Sustain’s latex comes from a Fair Trade Certified, environmentally sustainable rubber tree plantation … meaning the health of the soil and biodiversity of the land are as safe as the people who work it. Beyond banning child labor and paying reasonable wages, the plantation provides education and healthcare to the entire community.”

In fact, all of Sustain’s products are certified Fair Trade, and their condoms Fair Rubber, highlighting the company’s dedication to human rights and the environment. As Sustain puts it, “The rubber industry is known to have a sordid history of abusive practices, and the current influx of new plantations are bulldozing indigenous cultures out of existence as the price of rubber rises. We’re happy that our plantation is the polar opposite, a bright [spot] of hope and possibility.”

None of their products contain rayon, either, a textile fiber made controversial due to one of its components, the harmful chemical carbon disulfide. While wearing rayon doesn’t hurt you, its production poses serious health risks to textile workers and has a negative impact on the environment: it’s “chemical-heavy in the fiber spinning phase. It also requires extensive resources at the dyeing mill.” Sustain also avoids the use of dyes, as the process of dyeing clothing and other materials typically involves the over-use or abuse of water and sometimes leads to untreated wastewater in local streams and rivers.

Recently, the business added their name to We Are Still In, a nationwide initiative for cities, states, colleges and universities, and businesses to pledge to adhere to the Paris Agreement and combat global climate change after President Donald Trump removed the U.S. from the deal.

When it comes to female empowerment, Sustain is a rising queen. The corporation’s “10 Percent for Women” program donates 10% of the company’s profits to support access to reproductive and menstrual health products to the 20 million in the U.S. who may not have it.

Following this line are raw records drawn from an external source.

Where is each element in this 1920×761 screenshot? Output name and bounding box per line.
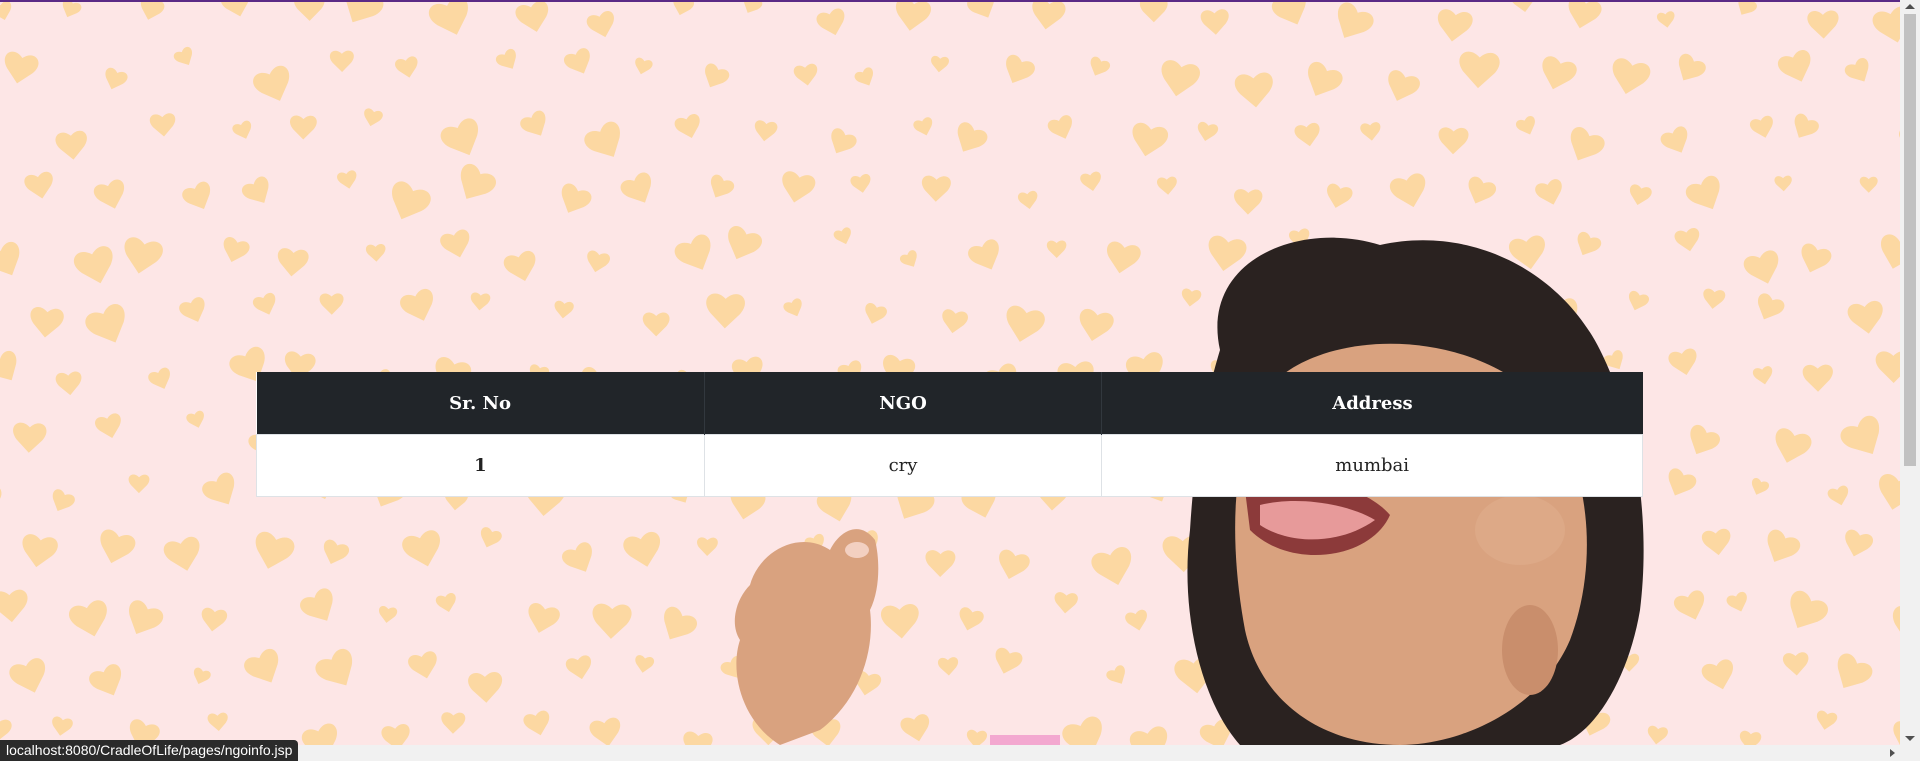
scrollbar-thumb[interactable] — [1904, 14, 1916, 466]
scroll-right-icon[interactable] — [1890, 749, 1895, 757]
table-header-row: Sr. No NGO Address — [256, 372, 1643, 435]
scroll-down-icon[interactable] — [1905, 736, 1915, 741]
column-header-sr-no: Sr. No — [256, 372, 705, 435]
page-viewport: Sr. No NGO Address 1 cry mumbai — [0, 0, 1900, 745]
column-header-ngo: NGO — [704, 372, 1103, 435]
link-status-bar: localhost:8080/CradleOfLife/pages/ngoinf… — [0, 740, 299, 761]
ngo-table: Sr. No NGO Address 1 cry mumbai — [256, 372, 1643, 497]
scroll-up-icon[interactable] — [1905, 4, 1915, 9]
cell-sr-no: 1 — [256, 434, 705, 497]
cell-address: mumbai — [1101, 434, 1643, 497]
vertical-scrollbar[interactable] — [1900, 0, 1920, 745]
top-accent-bar — [0, 0, 1900, 2]
ngo-table-container: Sr. No NGO Address 1 cry mumbai — [256, 372, 1643, 497]
cell-ngo: cry — [703, 434, 1103, 497]
table-row: 1 cry mumbai — [256, 434, 1643, 497]
column-header-address: Address — [1101, 372, 1643, 435]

They’ve also teamed up with Period Equity, a group emerging later this year as “a law and policy institute dedicated to advancing menstrual access, equity and safety in the U.S.” A major goal will be to remove the gender-biased certification of period products as nonessential items, which would subsequently remove the “tampon tax” on them — something that Florida has recently changed alongside 13 other states to the delight of menstruating people throughout the country.

Recently, just before the launch of their period product line, the Hollanders promised to match the money from sales tax on these items during the first month of sale to make a donation to Girls Helping Girls, an organization founded on education about and accessibility of sexual and menstrual products.

Overall, Sustain Natural would embody a perfect company if they ironed out the issues with alarmist language about unproven dangers. It’s a weak ploy for attention, but the other business and manufacturing practices that this company stands for are worth every extra dollar consumers would have to spend to buy the products. By supporting Sustain, consumers will encourage other businesses to emulate the brand’s responsible, ethical production practices and prioritize sexual and reproductive health for women and girls. The price tag is understandable, due to all the steps Sustain has to take to ensure ethical and social responsibility, but sadly makes their items unaffordable for many.

Just remember that if these products aren’t practical for you, any condom is better than no condom at all to prevent pregnancy and STIs. As Sustain’s website itself says,

Oh and P.S.: None of the above should ever stop anyone from using a condom — any condom — in the heat of the moment. Ever. Any condom is far preferable to no condom. So #wrapitup.”